This page gives a brief overview of recent key changes that you might notice or need to know about.
Staff can now restrict parent / guardian accounts to prevent the account password from being changed.
Individual pupil exports now show the date of the most-recently saved subject report on the pupil page and in the footer of the report.
The Terms and Conditions have been updated in line with the imminent General Data Protection Regulation.
Until now, tasks had a single primary owner who was responsible for the status of each report. Contributors could be defined to provide additional input to reports, but their powers were limited.
The Contributor setup is unchanged, as many find this useful, but it is now possible to select multiple owners for a task. This will support true job-sharing.
We have tidied up the export presentation of “grid-style” grade field outputs.
An example of both fixes is shown below. The border colour shown is Grey40, which is darker than the new default Grey20 to make it clear in the example; and yes, I know there is no number 5 in the example…
Many of our schools export their report decks to CSV format and use mail merge to generate reports that look exactly as they want.
There is now a new option for CSV generation: CSV by format. The default is by subject, where there is a set of CSV columns for each subject which works well when most pupils take most subjects. The new setting is better for situations where this is not the case, such as A-level options where most pupils will take three or four subjects from the school subject offering.
If you use the same format for all subject reports and use this new setting, your CSV file will be arranged with the minimum number of sets of columns grouped by format with a “subject” column added. This will allow mail-merge template construction without lots of blank pages.
Clever use of groups (e.g. three- and four-subject pupils) could help even further in reducing blank pages.
Our backend server code is written in the Python language. We have now upgraded from Python 2 to Python 3, a major step that will allow us to benefit from future upgrades and improvements rather than being left behind on the old version.
You should notice no change, although initial testing suggests the system is just a little bit faster still!
It can take a long time to create a new session by copying the structure of a previous session. This has occasionally led to timeout errors, partial completion and so on.
This processing now takes place in the background, advising you when it is complete:
We now support non-binary gender identification for pupils. Pupils can be added individually or via copy-and-paste with a gender assignment of “N” for non-binary. This will show as a ~ in the pupil list.
As you are probably aware, the system has a handy copy reports shortcut when creating reports for similarly-performing pupils. This replaces names and pronouns as appropriate: James gets replaced with Jane and he gets replaced with she.
Gender blurring complicates this: persons who do not identify with a single gender often choose an alternative to he/she and many conventions and proposals are in their infancy.
For such pupils, we assume the they form as a starting point, but you can change this to use custom pronouns as that pupil prefers via the pupil details page.
These pronouns will then be substituted in/out of copied reports from pupils with traditional (cis) gender assignment and from non-binaries using different pronoun conventions.

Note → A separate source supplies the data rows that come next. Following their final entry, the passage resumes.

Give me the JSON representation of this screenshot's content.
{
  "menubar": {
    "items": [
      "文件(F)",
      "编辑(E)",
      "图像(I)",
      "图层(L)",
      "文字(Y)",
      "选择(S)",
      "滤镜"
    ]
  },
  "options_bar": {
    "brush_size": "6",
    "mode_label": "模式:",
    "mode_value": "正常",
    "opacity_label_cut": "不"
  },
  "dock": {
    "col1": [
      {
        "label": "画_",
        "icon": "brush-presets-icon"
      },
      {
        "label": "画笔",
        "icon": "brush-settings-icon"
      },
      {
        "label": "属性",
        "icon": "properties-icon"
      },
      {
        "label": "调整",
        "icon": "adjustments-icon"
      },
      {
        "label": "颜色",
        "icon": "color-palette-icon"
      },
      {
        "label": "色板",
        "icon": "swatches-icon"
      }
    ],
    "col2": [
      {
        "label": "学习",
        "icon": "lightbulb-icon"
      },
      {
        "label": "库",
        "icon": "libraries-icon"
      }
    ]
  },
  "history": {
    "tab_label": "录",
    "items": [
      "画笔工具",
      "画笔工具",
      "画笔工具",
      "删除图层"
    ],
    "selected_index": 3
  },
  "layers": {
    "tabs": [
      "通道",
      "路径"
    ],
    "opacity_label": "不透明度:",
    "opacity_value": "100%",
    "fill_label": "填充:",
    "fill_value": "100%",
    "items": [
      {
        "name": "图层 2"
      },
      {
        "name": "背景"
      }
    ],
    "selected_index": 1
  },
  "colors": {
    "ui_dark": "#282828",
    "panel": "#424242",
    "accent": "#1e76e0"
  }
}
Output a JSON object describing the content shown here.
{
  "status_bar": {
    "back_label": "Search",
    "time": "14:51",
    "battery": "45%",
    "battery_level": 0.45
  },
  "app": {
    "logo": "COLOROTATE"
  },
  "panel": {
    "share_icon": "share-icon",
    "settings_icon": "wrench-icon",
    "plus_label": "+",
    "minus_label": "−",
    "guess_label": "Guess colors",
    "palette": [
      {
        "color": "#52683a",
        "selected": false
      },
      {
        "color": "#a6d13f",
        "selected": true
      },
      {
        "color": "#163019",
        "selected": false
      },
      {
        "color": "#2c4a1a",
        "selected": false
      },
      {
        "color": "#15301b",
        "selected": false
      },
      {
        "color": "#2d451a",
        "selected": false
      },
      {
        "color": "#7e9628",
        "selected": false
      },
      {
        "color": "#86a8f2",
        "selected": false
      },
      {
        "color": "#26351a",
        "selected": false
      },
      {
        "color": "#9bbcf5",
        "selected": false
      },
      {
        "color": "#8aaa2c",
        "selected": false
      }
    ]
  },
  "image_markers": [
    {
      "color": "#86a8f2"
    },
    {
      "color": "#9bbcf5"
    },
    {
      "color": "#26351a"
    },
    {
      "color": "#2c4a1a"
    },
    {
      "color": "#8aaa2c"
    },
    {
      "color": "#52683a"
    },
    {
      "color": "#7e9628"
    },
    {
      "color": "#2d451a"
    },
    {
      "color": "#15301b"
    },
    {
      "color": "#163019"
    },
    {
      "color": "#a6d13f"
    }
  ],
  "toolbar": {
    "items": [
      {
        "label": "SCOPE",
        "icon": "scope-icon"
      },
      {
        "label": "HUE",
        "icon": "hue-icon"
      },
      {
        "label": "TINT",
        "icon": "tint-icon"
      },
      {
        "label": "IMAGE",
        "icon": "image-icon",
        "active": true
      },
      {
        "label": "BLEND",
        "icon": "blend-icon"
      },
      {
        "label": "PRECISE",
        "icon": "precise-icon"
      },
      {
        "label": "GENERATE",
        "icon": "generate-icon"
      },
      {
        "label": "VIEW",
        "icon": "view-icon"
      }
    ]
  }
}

Two changes requested by our schools:
If you upload pupil photos (pupil list » details), you can set up your export layout to include the pupil image on the cover sheet of the report.

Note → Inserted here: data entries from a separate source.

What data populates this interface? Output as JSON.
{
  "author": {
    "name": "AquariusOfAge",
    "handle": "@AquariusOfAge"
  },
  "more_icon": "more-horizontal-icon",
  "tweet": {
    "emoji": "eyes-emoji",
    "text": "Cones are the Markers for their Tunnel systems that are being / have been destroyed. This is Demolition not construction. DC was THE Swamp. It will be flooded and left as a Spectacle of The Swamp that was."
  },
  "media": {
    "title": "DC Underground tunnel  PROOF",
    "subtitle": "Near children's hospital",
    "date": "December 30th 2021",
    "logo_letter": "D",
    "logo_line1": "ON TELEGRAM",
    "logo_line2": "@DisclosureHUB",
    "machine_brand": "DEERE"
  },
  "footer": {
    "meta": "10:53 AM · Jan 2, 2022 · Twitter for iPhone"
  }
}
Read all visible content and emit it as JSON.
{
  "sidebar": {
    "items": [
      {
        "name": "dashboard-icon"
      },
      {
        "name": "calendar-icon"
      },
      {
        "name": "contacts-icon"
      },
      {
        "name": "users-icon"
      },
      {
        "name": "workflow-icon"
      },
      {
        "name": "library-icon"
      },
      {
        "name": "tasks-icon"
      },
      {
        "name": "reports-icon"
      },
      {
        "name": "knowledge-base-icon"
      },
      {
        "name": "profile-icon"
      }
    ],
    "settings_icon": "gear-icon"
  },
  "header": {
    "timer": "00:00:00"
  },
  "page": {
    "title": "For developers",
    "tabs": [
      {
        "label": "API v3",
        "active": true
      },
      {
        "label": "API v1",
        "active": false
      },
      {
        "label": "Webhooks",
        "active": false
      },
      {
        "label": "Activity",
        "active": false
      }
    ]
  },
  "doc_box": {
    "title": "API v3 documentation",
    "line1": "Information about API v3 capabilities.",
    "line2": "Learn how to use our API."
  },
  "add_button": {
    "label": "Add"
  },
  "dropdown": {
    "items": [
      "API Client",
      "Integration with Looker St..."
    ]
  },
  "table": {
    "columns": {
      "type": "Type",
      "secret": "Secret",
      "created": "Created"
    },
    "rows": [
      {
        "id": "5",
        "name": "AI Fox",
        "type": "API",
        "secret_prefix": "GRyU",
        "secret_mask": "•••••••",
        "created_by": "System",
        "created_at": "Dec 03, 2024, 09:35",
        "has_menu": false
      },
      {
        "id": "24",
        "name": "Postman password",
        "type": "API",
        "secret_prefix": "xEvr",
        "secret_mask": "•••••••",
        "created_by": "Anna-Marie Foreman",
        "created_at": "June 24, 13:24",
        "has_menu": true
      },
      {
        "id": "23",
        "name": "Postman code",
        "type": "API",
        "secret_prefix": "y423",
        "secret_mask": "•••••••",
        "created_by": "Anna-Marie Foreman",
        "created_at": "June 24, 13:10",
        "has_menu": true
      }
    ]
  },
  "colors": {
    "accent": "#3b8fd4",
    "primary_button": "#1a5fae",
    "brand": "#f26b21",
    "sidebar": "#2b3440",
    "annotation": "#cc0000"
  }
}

This one was requested for proof-reading: you can now select a teacher when exporting, and the export file will only contain reports for tasks owned by that teacher. Note that contributions to other non-owned tasks won’t be included; others’ contributions to owned tasks will be included.
This will interest almost no-one, but we’re now coming at you over HTTP/2 if your browser supports it. On media-heavy sites this can make a big performance improvement — as we’re already super-slim, it has little effect but is still the right thing to do.
Parents with more than one child at a school can now use the same email address for each pupil account. Previously this would result in an error. Note that a distinct password must be used for each account if logging on with the email address as the username.
Sessions can now have parent access permanently turned off: useful if you are doing a set of “internal” reports that you do not want to be made available to parents ever.
Subdomains are here! If you are an admin, under your school menu, you will find a link to the subdomain page.
This allows you to set up
as your login page, which looks neat and integrated and avoids the need for
entering your school code number.
CSV export now supports special characters: accented letters, bullet points and other extended characters. Previously, these had been “sanitized” — for example, an em-dash was replaced with three hyphens — but now the real character is included.
This may cause issues with older versions of Excel, and you will need to ensure that any processing of the CSV file you do (mail merge) can accommodate any special characters you may have used in your report text.
When you make changes to a format field, the system checks through all affected reports to see if they are still valid under the new settings; if they are not, the reports are moved to In Progress.
However, if you had a lot of reports, the process could take too long and an error was generated. As of today, though, this process is performed in the background freeing you to get on with things.